CommentOpinion

How will the new immigration laws impact the catering and hospitality industry? 

New government immigration laws outlined on Friday the 21st of February promised to permanently end so-called ‘unskilled’ immigration into the UK from abroad. A new points-based system with a minimum annual salary threshold of £26,500 is set to be introduced on January 1st, 2021. 

As an HR technology platform that connects freelance and self-employed industry professionals, Brigad understands the wide-ranging impacts that these changes will have on the catering and hospitality industry at large. 

Related Articles

The new legislation could pose a huge risk to many of the industry’s professionals. Some of the UK’s most populous and vibrant hospitality ecosystems such as London, Manchester, and Edinburgh have a workforce that relies on non-UK workers. Thus, new rules will make it much more challenging for catering and hospitality businesses to operate in these cities. 

New rules may exacerbate current industry shortages. In our work, Brigad has seen a huge spike in demand for Chef de Partie’s – a role that requires a tremendous level of skill but one that is fast becoming harder and harder to recruit for. It is likely that when these new rules come into play in early 2021,  overall demand will fall for skilled positions, as businesses reduce recruitment in favour of focusing on retaining and training current staff with fewer non-UK workers competing for positions, forcing the industry to look internally.

The introduction of a minimum salary threshold is set to shake up the way the industry works and recruits. One should hope that an emphasis on retaining staff and training current workers will see conditions across the board rise as businesses look to ensure a prosperous future by maintaining current staff levels and improving their skills. 

Furthermore, the workforce is likely to see a rise in wages or stronger commitments (i.e. fewer short-term contracts) for positions as both businesses and professionals will have to commit to roles to ensure they meet new regulations. In addition, it’s likely the higher salary will attract talent in and increase motivation to come to the UK in many respects. 

However, new rules may have an impact on work/life balance and flexible working opportunities for the industry’s workforce – something that we know is becoming more valued by professionals within the sector who are searching for a more balanced life and increasingly looking at freelance opportunities. 

The ability to work flexibly will be reduced when new professionals looking to start a career in the UK will be tied to contracts that hit the minimum yearly salary limit. Furthermore, higher annual salary requirements mean that business owners and managers will likely have to pass their higher overheads onto consumers – these heightened costs will most likely be directly reflected in higher cover prices. 

However, it is possible that for the positions that have been designated as ‘low-skill’ under new regulations, roles such as Kitchen Porter or Commis, etc may feel some positive effects, with employers and professionals both having to commit to their roles, providing both parties with more stability as time goes on. 

Crucially the new rules contain almost arbitrary designations of the ‘skill-level’ of certain roles that could chip away at the pride of so many vital professionals within the industry. This reductive attitude to hospitality work could create a tiered system to an industry that requires and demands teamwork and self-expression at every level. At Brigad, we believe that the industry needs to become far more vocal in supporting workers who are deemed ‘unskilled’.

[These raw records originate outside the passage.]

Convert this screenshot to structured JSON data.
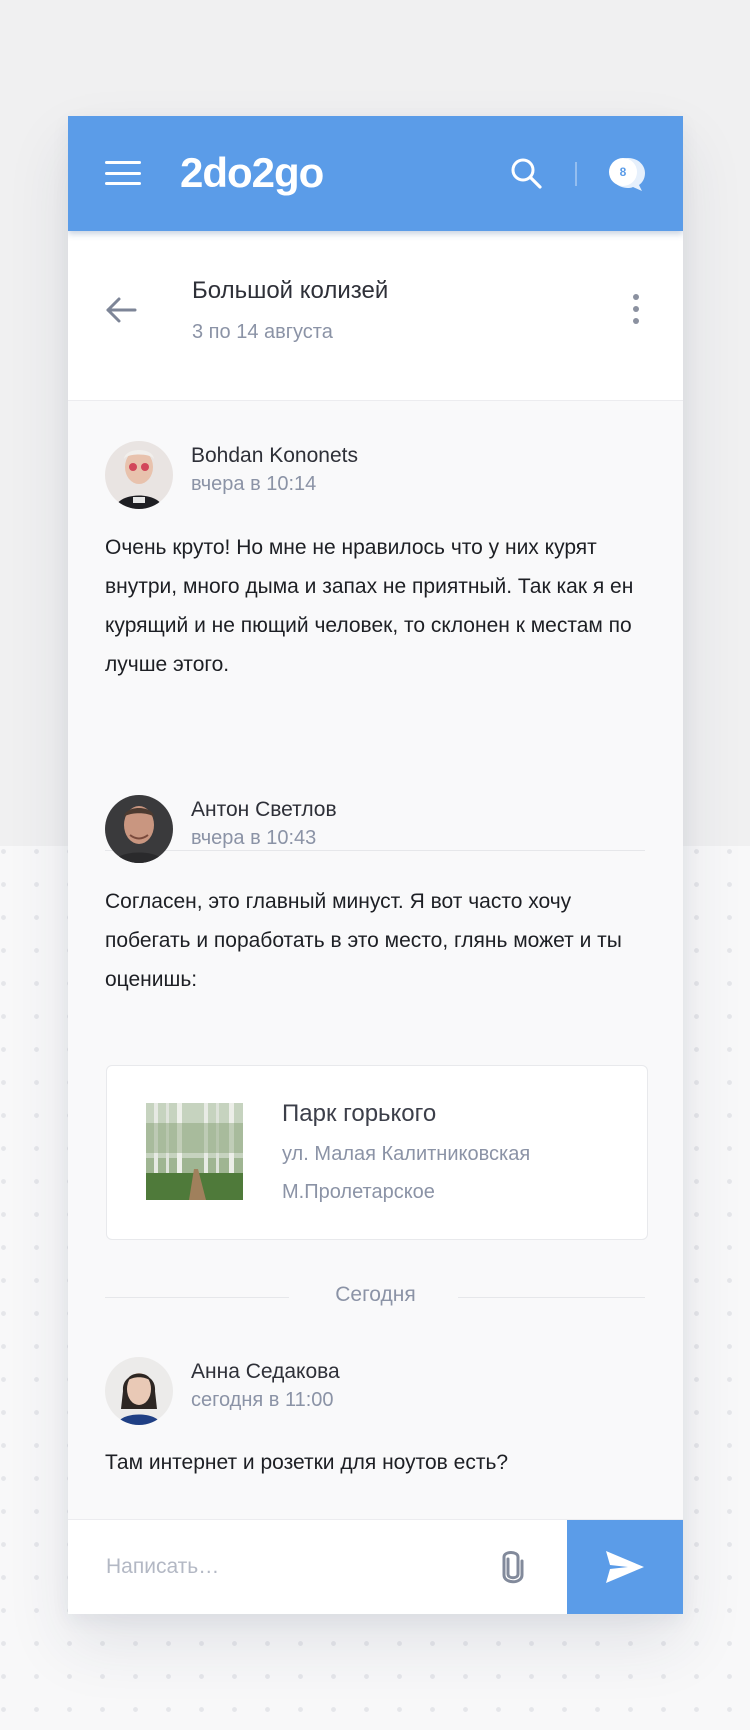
{
  "app": {
    "logo": "2do2go",
    "accent_color": "#5b9ce8",
    "icons": {
      "menu": "hamburger-menu-icon",
      "search": "search-icon",
      "chat": "chat-bubble-icon"
    },
    "chat_unread_count": "8"
  },
  "event": {
    "title": "Большой колизей",
    "dates": "3 по 14 августа",
    "icons": {
      "back": "arrow-left-icon",
      "more": "more-vertical-icon"
    }
  },
  "messages": [
    {
      "author": "Bohdan Kononets",
      "time": "вчера в 10:14",
      "text": "Очень круто! Но мне не нравилось что у них курят внутри, много дыма и запах не приятный. Так как я ен курящий и не пющий человек, то склонен к местам по лучше этого."
    },
    {
      "author": "Антон Светлов",
      "time": "вчера в 10:43",
      "text": "Согласен, это главный минуст. Я вот часто хочу побегать и поработать в это место, глянь может и ты оценишь:",
      "place": {
        "name": "Парк горького",
        "address": "ул. Малая Калитниковская",
        "metro": "М.Пролетарское"
      }
    },
    {
      "author": "Анна Седакова",
      "time": "сегодня в 11:00",
      "text": "Там интернет и розетки для ноутов есть?"
    }
  ],
  "day_divider": "Сегодня",
  "composer": {
    "placeholder": "Написать…",
    "icons": {
      "attach": "paperclip-icon",
      "send": "send-icon"
    }
  }
}
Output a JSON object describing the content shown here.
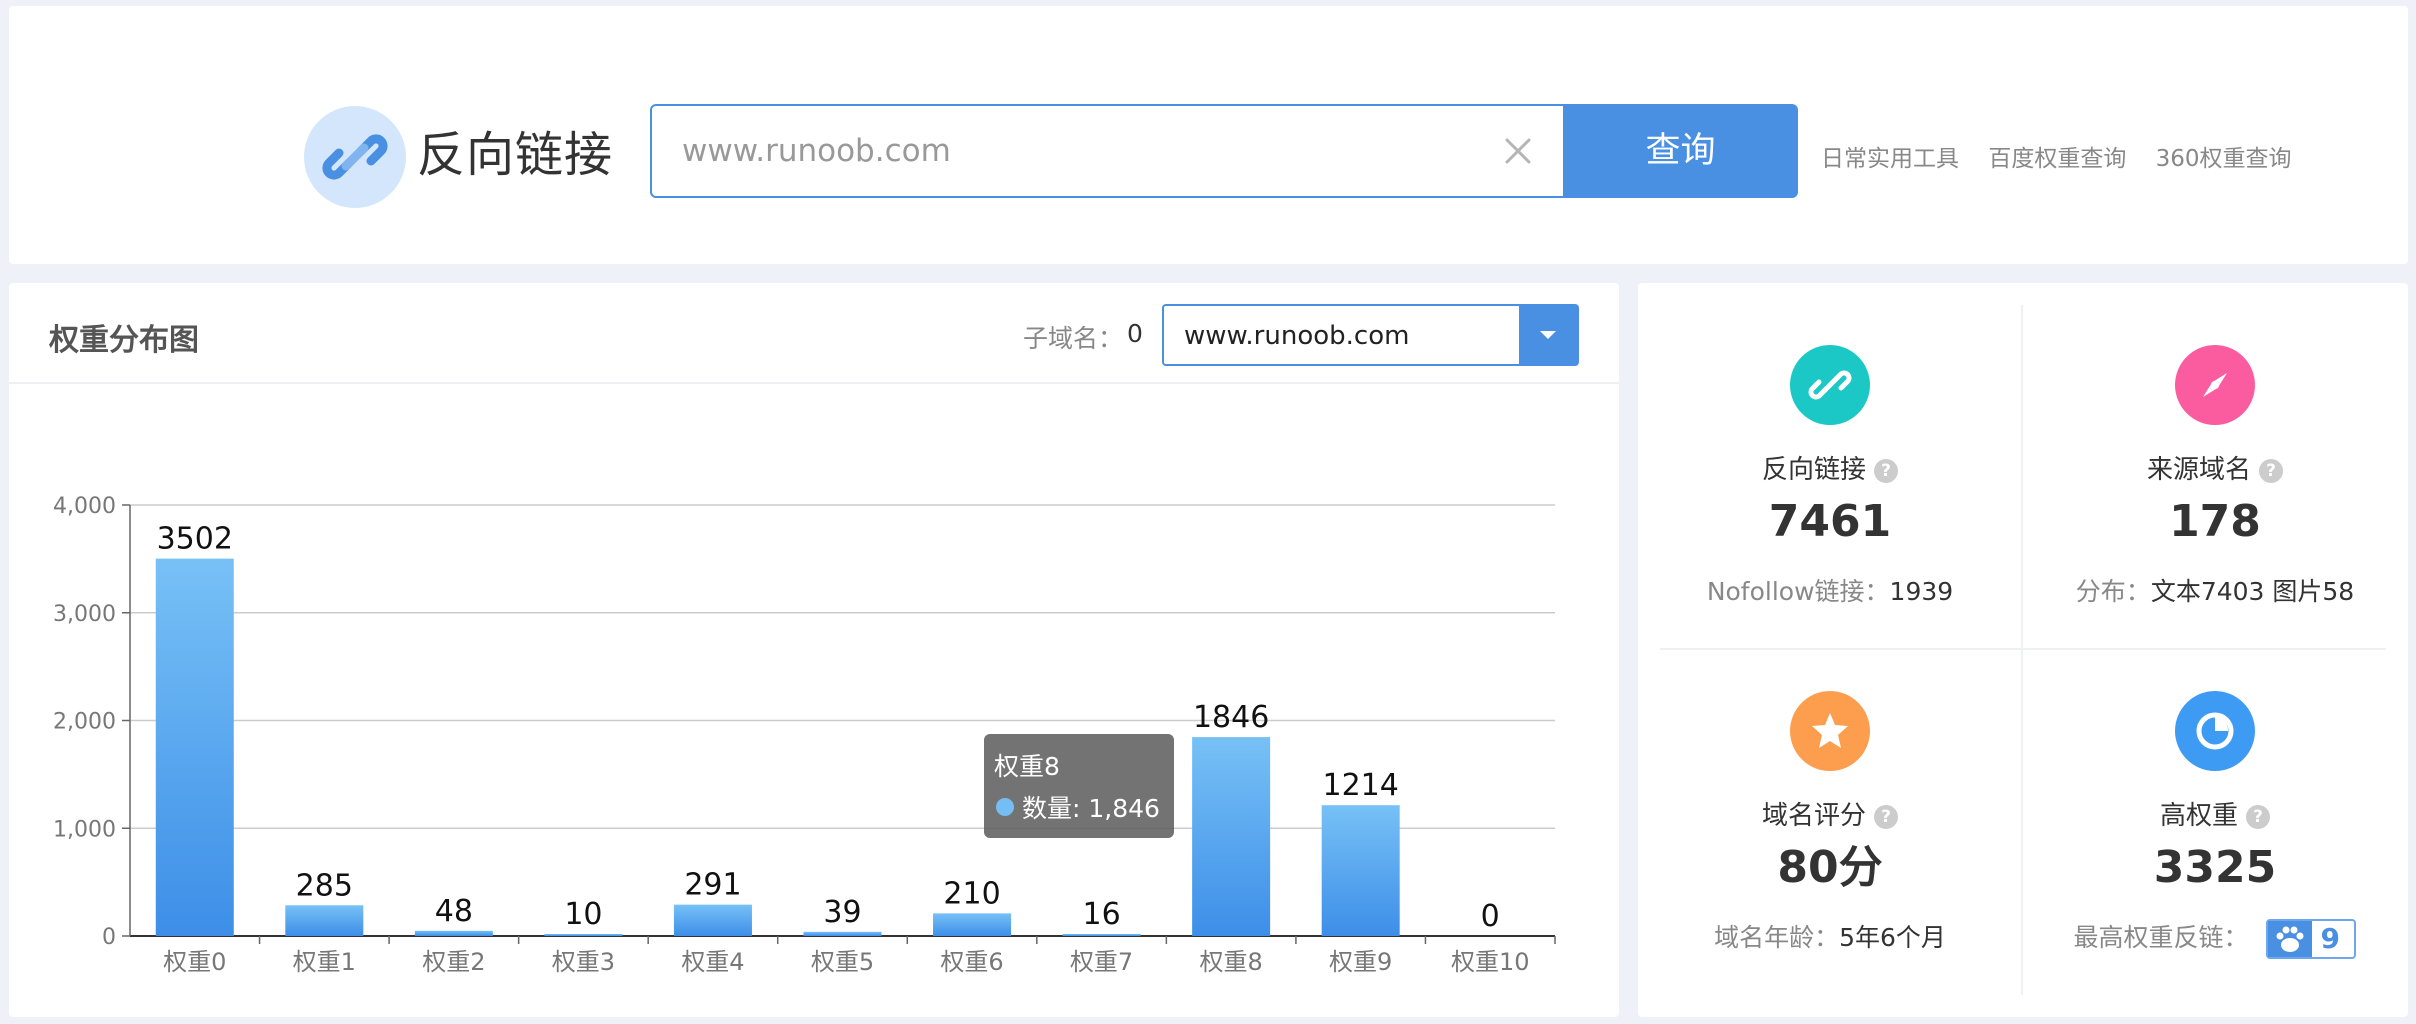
{
  "header": {
    "title": "反向链接",
    "search_placeholder": "www.runoob.com",
    "search_button": "查询",
    "links": [
      "日常实用工具",
      "百度权重查询",
      "360权重查询"
    ]
  },
  "chart_panel": {
    "title": "权重分布图",
    "subdomain_label": "子域名：",
    "subdomain_count": "0",
    "selected_domain": "www.runoob.com",
    "tooltip": {
      "title": "权重8",
      "label": "数量: 1,846"
    }
  },
  "chart_data": {
    "type": "bar",
    "categories": [
      "权重0",
      "权重1",
      "权重2",
      "权重3",
      "权重4",
      "权重5",
      "权重6",
      "权重7",
      "权重8",
      "权重9",
      "权重10"
    ],
    "values": [
      3502,
      285,
      48,
      10,
      291,
      39,
      210,
      16,
      1846,
      1214,
      0
    ],
    "value_labels": [
      "3502",
      "285",
      "48",
      "10",
      "291",
      "39",
      "210",
      "16",
      "1846",
      "1214",
      "0"
    ],
    "y_ticks": [
      "0",
      "1,000",
      "2,000",
      "3,000",
      "4,000"
    ],
    "y_tick_values": [
      0,
      1000,
      2000,
      3000,
      4000
    ],
    "ylim": [
      0,
      4000
    ],
    "grid": true,
    "bar_color_top": "#77c1f6",
    "bar_color_bottom": "#3d8ee8"
  },
  "stats": {
    "backlinks": {
      "label": "反向链接",
      "value": "7461",
      "foot_key": "Nofollow链接：",
      "foot_val": "1939",
      "color": "#1bc8c6"
    },
    "source_domains": {
      "label": "来源域名",
      "value": "178",
      "foot_key": "分布：",
      "foot_val": "文本7403 图片58",
      "color": "#fb5c9f"
    },
    "domain_score": {
      "label": "域名评分",
      "value": "80分",
      "foot_key": "域名年龄：",
      "foot_val": "5年6个月",
      "color": "#fd9e4f"
    },
    "high_weight": {
      "label": "高权重",
      "value": "3325",
      "foot_key": "最高权重反链：",
      "badge_value": "9",
      "color": "#3d9bf3"
    }
  },
  "icons": {
    "logo": "link-icon",
    "clear": "close-icon",
    "help": "question-icon",
    "baidu": "baidu-paw-icon"
  }
}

We think that those who work as Kitchen Porters, Commis Chefs or Cleaners are not ‘unskilled labour’ but these positions require expertise and professionalism to be executed to the right level. The industry must give those in it more reason to be proud of what they do, and to encourage a desire to work in the sector.

Finally, one of the most pressing issues with the new immigration rules is how they seem to discount the role that the hospitality industry can play for non-UK workers to develop their talent and skills for the wider British economy. We see in particular that entry-level positions exist as a great way for talent to develop, be it in terms of better language skills or widening their hospitality skillset. The fast-paced environments present a great environment for often young skilled talent to develop themselves.  

With our recent report revealing 63% of customers agree that good service is more important than any other aspect of their hospitality experience, it is time for the industry to focus inwardly on improving the working lives of those that work within it, and we trust that the government will need to create solutions to ensure outward regulations do not limit too heavily the talented pool of foreign nationals working in the catering industry.